Gen-Equip Project– Equipping European Primary Care Health Professionals To Deal With Genetics

Scientific manager: Prof.ssa Daniela Turchetti

Gen-Equip Project




Sector: Adult

Unibo structure involved: Dipartimento di Scienze Mediche e Chirurgiche - DIMEC- Unità Operativa di Genetica Medica


Project Duration in months: 36
Start Date: 1/9/2014
End Date: 31/8/2017

Budget: 255.748 euro      
Unibo Budget: 21.009 euro


  • Coordinator: University of Plymouth (Regno Unito)
  • Stichting VU-VUmc (Paesi Bassi)
  • Univerzita Karlova v Praze (Repubblica Ceca)
  • Instituto de Biologia Molecular e Celular – IBMC (Portogallo)
  • Alma Mater Studiorum - Università di Bologna (Italia)
  • Landspitali University Hospital (Islanda)
  • Genetic Alliance UK Ltd (Regno Unito)

With one person in 20 being affected by a genetic condition in their lifetime, medical professionals in primary care are increasingly expected to deliver genetic services in daily patient care.  Professionals in primary care are increasingly  expected to answer patient queries about genetic conditions, deliver genetic information and triage patients who require genetic or other specialist services.    This requires appropriate skills and genetics knowledge to deliver care in daily practice that addresses patient needs, reduces morbidity and mortality and maximizes the use of health resources.  Genetics education is only very slowly starting to become a common part of medical curricula and continuing medical education that is case based and grounded in daily practice of primary care practitioners is urgently needed.   However, postgraduate training programmes in primary care and public health are currently failing to meet these perceived educational needs, for example for general practitioners and midwives. This project has been designed to help primary health care workers to identify patients who may have a condition or healthcare concern with a significant genetic component and to manage the patient appropriately.  

The aim of the project is to implement adult education via an innovative Train the Trainers programme in genomic healthcare among European primary care practitioners.  The education will be embedded in a Care Bundle that includes appropriate tools and resources for use in daily clinical practice.  This project will be achieved via a partnership between expert patients and specialists in adult education, primary care and health genetics to achieve the long-term outcome of improvement in care of patients with genetic conditions or concerns.  The objectives are to:

  1. conduct an educational needs assessment in genetics for primary care practitioners and produce a course curriculum
  2. produce a Care Bundle with both education and practical clinical tools to facilitate primary care practitioners to provide care for patients with genetic conditions or concerns  
  3. deliver adult education for primary care practitioners in six countries
  4. create a sustainable online educational training course for primary care practitioners in Europe.

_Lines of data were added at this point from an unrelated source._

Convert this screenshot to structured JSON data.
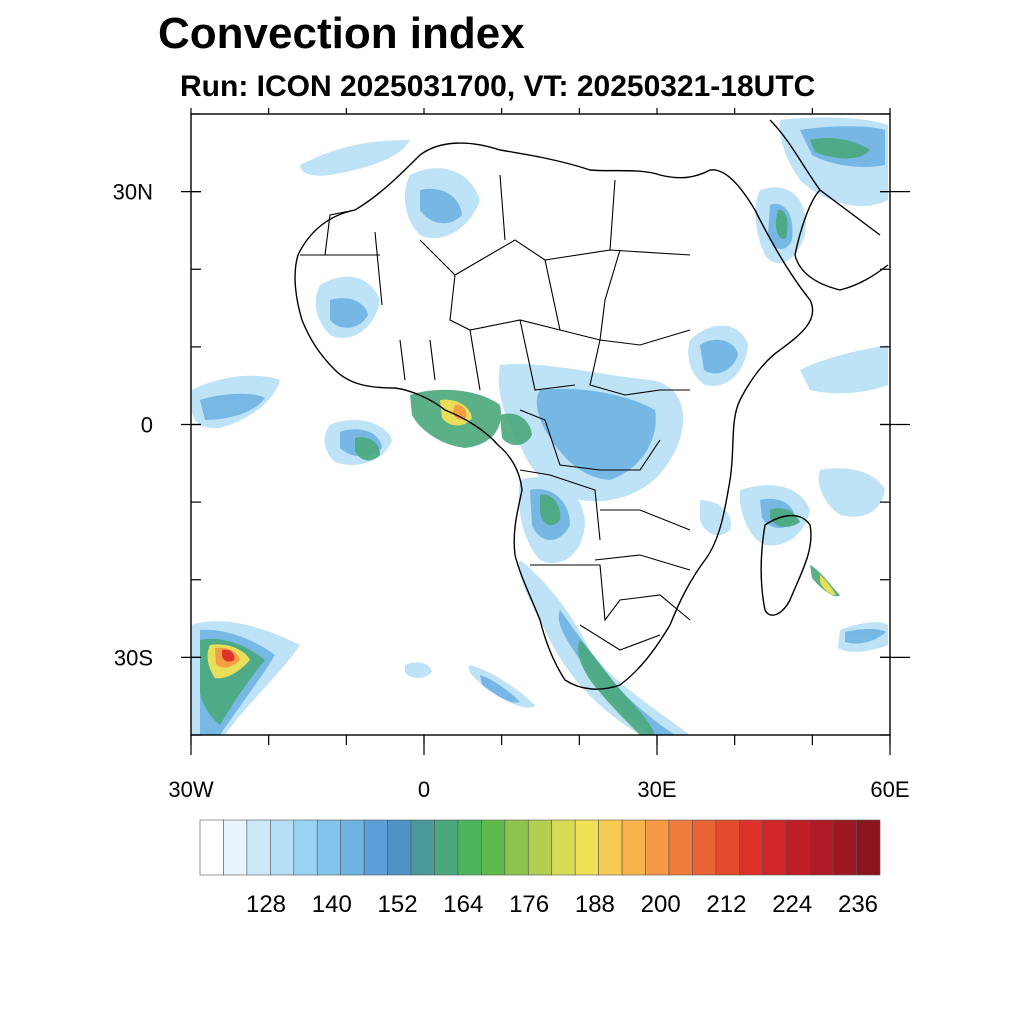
{
  "title": "Convection index",
  "subtitle": "Run: ICON 2025031700,  VT: 20250321-18UTC",
  "map": {
    "extent": {
      "lon": [
        -30,
        60
      ],
      "lat": [
        -40,
        40
      ]
    },
    "lat_ticks": [
      {
        "value": 30,
        "label": "30N"
      },
      {
        "value": 0,
        "label": "0"
      },
      {
        "value": -30,
        "label": "30S"
      }
    ],
    "lon_ticks": [
      {
        "value": -30,
        "label": "30W"
      },
      {
        "value": 0,
        "label": "0"
      },
      {
        "value": 30,
        "label": "30E"
      },
      {
        "value": 60,
        "label": "60E"
      }
    ]
  },
  "colorbar": {
    "colors": [
      "#ffffff",
      "#e6f4fb",
      "#cde9f8",
      "#b3def5",
      "#9ad4f2",
      "#82c5ec",
      "#6fb3e3",
      "#5a9fd7",
      "#4d93c6",
      "#4a9a9b",
      "#4aa87c",
      "#4bb55e",
      "#5dba4b",
      "#8cc44c",
      "#b2cf52",
      "#d7dc57",
      "#f0e156",
      "#f8cc52",
      "#f7b34c",
      "#f49a44",
      "#f07d3c",
      "#ea6332",
      "#e44a2c",
      "#dc3229",
      "#d02627",
      "#c01e27",
      "#ae1a25",
      "#9d1822",
      "#8b151d"
    ],
    "labels": [
      {
        "index": 3,
        "text": "128"
      },
      {
        "index": 6,
        "text": "140"
      },
      {
        "index": 9,
        "text": "152"
      },
      {
        "index": 12,
        "text": "164"
      },
      {
        "index": 15,
        "text": "176"
      },
      {
        "index": 18,
        "text": "188"
      },
      {
        "index": 21,
        "text": "200"
      },
      {
        "index": 24,
        "text": "212"
      },
      {
        "index": 27,
        "text": "224"
      },
      {
        "index": 30,
        "text": "236"
      }
    ]
  }
}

A needs assessment (systematic review and stakeholder meeting) regarding education and training required by primary care practitioners to deliver effective genetic healthcare will be undertaken as a basis for the curriculum.  The educational programme will be embedded into a 'Care Bundle' for primary care practitioners that will include not only the training component, but tools and resources for practical use in clinical settings.  We will use 'Train the Trainers' methodology to deliver the adult education programme to a core group of practitioners, who will then also be equipped to train others in their own countries to provide genetic healthcare to patients.  This will be interactive, case based and incorporate feedback from actual patients in each country.    Using links with European and national patient groups, we will include interactive training sessions with real patients and online sessions with simulated patients: this is innovative in medical education in general and genetics education in particular.  After an initial pilot course, the training programme will be modified according to feedback, translated for use and delivered in at least six European countries.  In addition, the online course will be available in an asynchronous version for those who wish to undertake training in their own time.   Sustainability will be assured through publication of outputs for use of educators and hosting of the course webpages by the European Society of Human Genetics, a stable pan-European organisation, the mission of which includes support of professional education and adoption of the programme by national professional organisations.  

Using Kirkpatrick's model of educational outcomes (Kirkpatrick 1967), we will test changes in knowledge and skills of the adult learners via an online survey, but will also evaluate changes in clinical practice and patient care through interviews with a proportion of learners three months after they have completed the course. 

The programme will enhance understanding of the appropriate management of patients with genetic conditions or concerns in primary care practitioners, improving the quality of healthcare in Europe.  Through use of the Train the Trainers model,  we will create a cohort of peer trainers that will exponentially increase the impact of the programme, as will the availability of the online  training programme for at least five years beyond the project. Although this proposal covers education delivered in six languages, the programme will be freely available for others to translate into their own languages for their use nationally, creating further impact on practitioner knowledge and skills  in Europe.